More sophisticated methods are used in practice for natural language generation. If instead of simply generating random characters one restricts the generator to a meaningful vocabulary and conservatively following grammar rules, like using a context-free grammar, then a random document generated this way can even fool some humans (at least on a cursory reading) as shown in the experiments with SCIgen, snarXiv, and the Postmodernism Generator.

In February 2019, the OpenAI group published the Generative Pre-trained Transformer 2 (GPT-2) artificial intelligence to GitHub, which is able to produce a fully plausible news article given a two sentence input from a human hand. The AI was so effective that instead of publishing the full code, the group chose to publish a scaled-back version and released a statement regarding "concerns about large language models being used to generate deceptive, biased, or abusive language at scale."

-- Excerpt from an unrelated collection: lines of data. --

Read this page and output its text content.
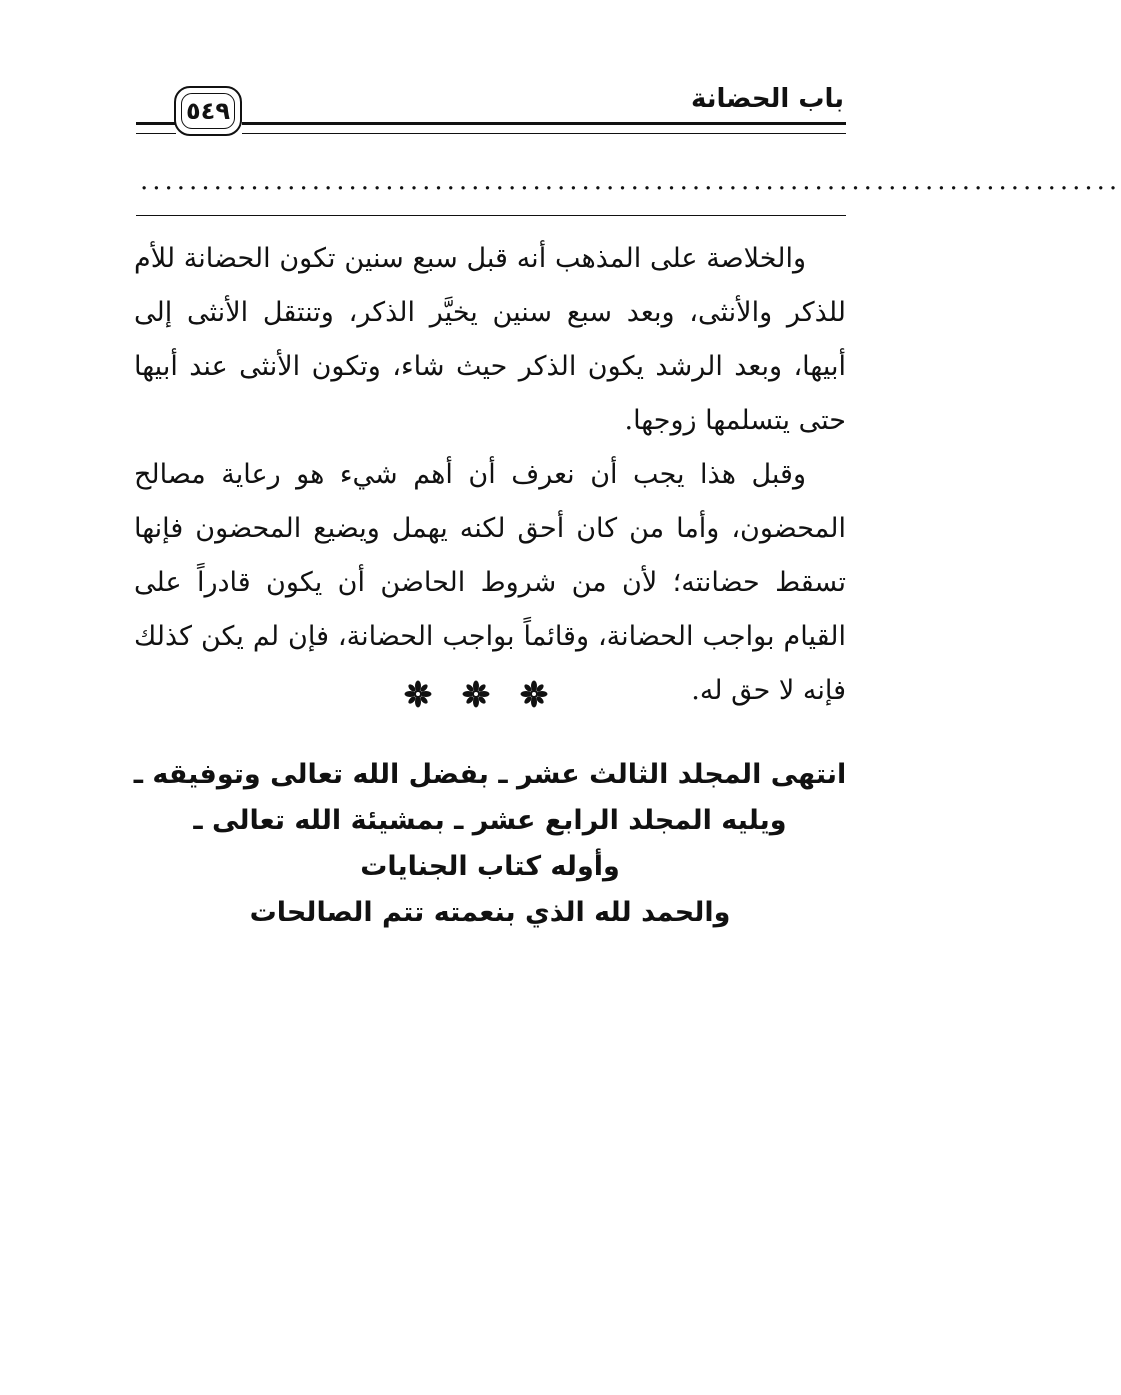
٥٤٩	باب الحضانة
................................................................................

والخلاصة على المذهب أنه قبل سبع سنين تكون الحضانة للأم للذكر والأنثى، وبعد سبع سنين يخيَّر الذكر، وتنتقل الأنثى إلى أبيها، وبعد الرشد يكون الذكر حيث شاء، وتكون الأنثى عند أبيها حتى يتسلمها زوجها.

وقبل هذا يجب أن نعرف أن أهم شيء هو رعاية مصالح المحضون، وأما من كان أحق لكنه يهمل ويضيع المحضون فإنها تسقط حضانته؛ لأن من شروط الحاضن أن يكون قادراً على القيام بواجب الحضانة، وقائماً بواجب الحضانة، فإن لم يكن كذلك فإنه لا حق له.

انتهى المجلد الثالث عشر ـ بفضل الله تعالى وتوفيقه ـ
ويليه المجلد الرابع عشر ـ بمشيئة الله تعالى ـ
وأوله كتاب الجنايات
والحمد لله الذي بنعمته تتم الصالحات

Testing of random-number generators

Questions about the statistics describing how often an ideal monkey is expected to type certain strings translate into practical tests for random-number generators; these range from the simple to the "quite sophisticated". Computer-science professors George Marsaglia and Arif Zaman report that they used to call one such category of tests "overlapping m-tuple tests" in lectures, since they concern overlapping m-tuples of successive elements in a random sequence. But they found that calling them "monkey tests" helped to motivate the idea with students. They published a report on the class of tests and their results for various RNGs in 1993.

In popular culture

The infinite monkey theorem and its associated imagery is considered a popular and proverbial illustration of the mathematics of probability, widely known to the general public because of its transmission through popular culture rather than through formal education. This is helped by the innate humor stemming from the image of literal monkeys rattling away on a set of typewriters, and is a popular visual gag.

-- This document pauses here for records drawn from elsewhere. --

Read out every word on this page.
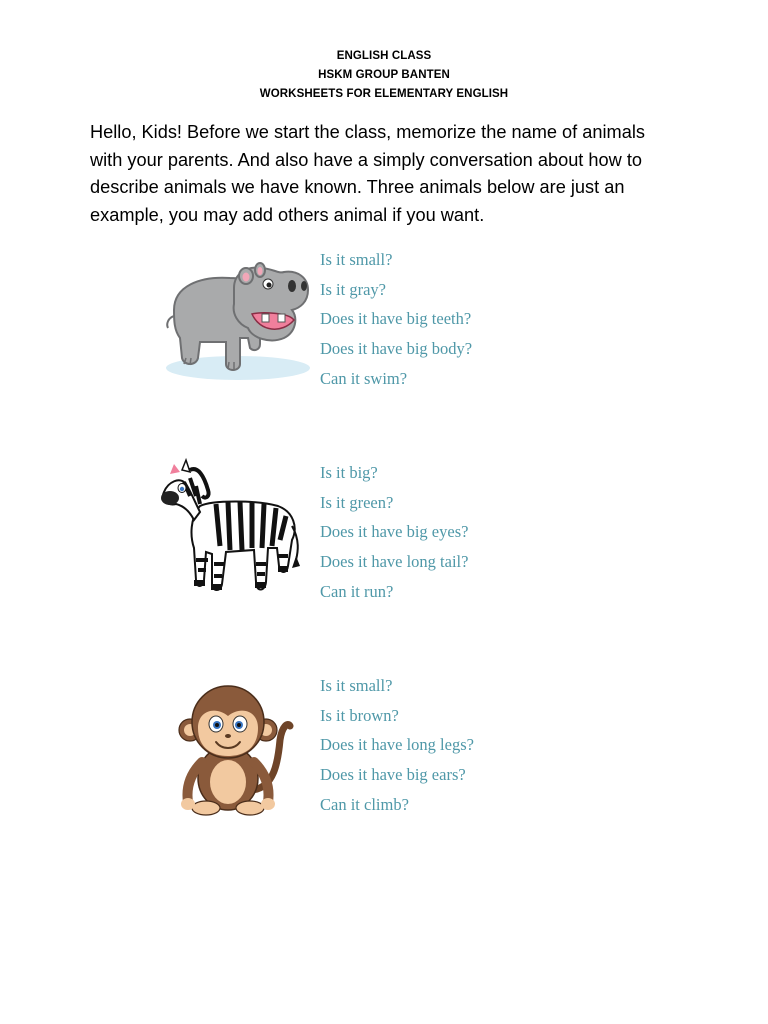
ENGLISH CLASS
HSKM GROUP BANTEN
WORKSHEETS FOR ELEMENTARY ENGLISH
Hello, Kids! Before we start the class, memorize the name of animals
with your parents. And also have a simply conversation about how to
describe animals we have known. Three animals below are just an
example, you may add others animal if you want.
Is it small?
Is it gray?
Does it have big teeth?
Does it have big body?
Can it swim?
Is it big?
Is it green?
Does it have big eyes?
Does it have long tail?
Can it run?
Is it small?
Is it brown?
Does it have long legs?
Does it have big ears?
Can it climb?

A quotation attributed to a 1996 speech by Robert Wilensky stated, "We've heard that a million monkeys at a million keyboards could produce the complete works of Shakespeare; now, thanks to the Internet, we know that is not true."

The enduring, widespread popularity of the theorem was noted in the introduction to a 2001 paper, "Monkeys, Typewriters and Networks: The Internet in the Light of the Theory of Accidental Excellence". In 2002, an article in The Washington Post said, "Plenty of people have had fun with the famous notion that an infinite number of monkeys with an infinite number of typewriters and an infinite amount of time could eventually write the works of Shakespeare". In 2003, the previously mentioned Arts Council funded experiment involving real monkeys and a computer keyboard received widespread press coverage. In 2007, the theorem was listed by Wired magazine in a list of eight classic thought experiments.

American playwright David Ives' short one-act play Words, Words, Words, from the collection All in the Timing, pokes fun of the concept of the infinite monkey theorem.